I have a table in bigquery where I have object and for each object I have some stringified json. In json, an example row look like below:
{
"ObjectID": "1984931229",
"indexed_abstract": "{\"IndexLength\":123,\"InvertedIndex\":{\"Twenty-seven\":[0],\"metastatic\":[1,45],\"breast\":[2],\"adenocarcinoma\":[3],\"patients,\":[4]}}"
}
where inside the indexed_abstract
we have an InvertedIndex
which contains some keywords and how many times these keywords appeared in the ObjectID
.
Now I want to access the stringified json by parsing the json using bigquery and for each ObjectID
I want to create a nested field where I have the keyword, the corresponding array and the length of the corresponding array.

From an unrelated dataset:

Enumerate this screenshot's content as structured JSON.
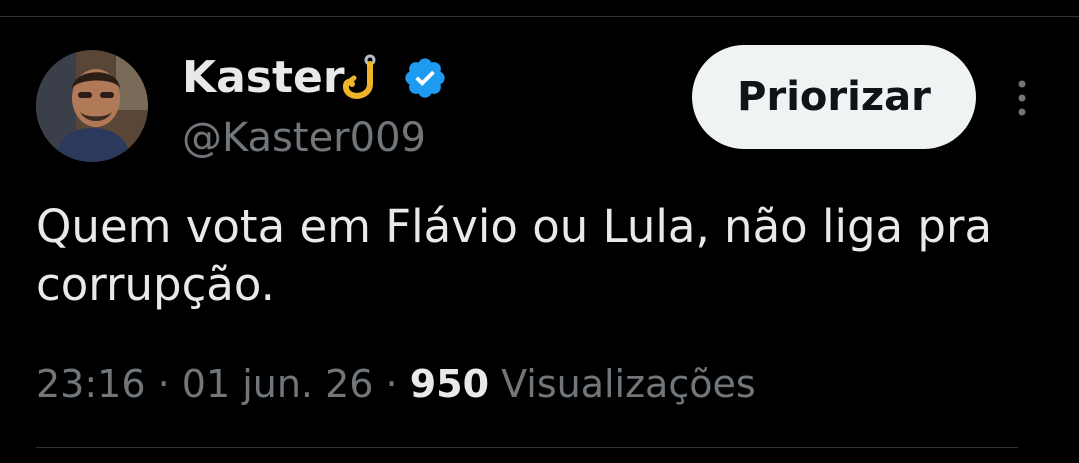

For example in this case the output would look like the following:
+------------+----------------+---------------+-------------------+
| ObjectID | keyword.key | keyword.count | keyword.positions |
+------------+----------------+---------------+-------------------+
| 1984931229 | Twenty-seven | 1 | [0] |
| | metastatic | 2 | [1,45] |
| | breast | 1 | [2] |
| | adenocarcinoma | 1 | [3] |
| | patients | 1 | [4] |
+------------+----------------+---------------+-------------------+
I understand I could use JSON_EXTRACT function but I am not sure what would be my key inside the inverted index to access the keywords and the arrays corresponding to them.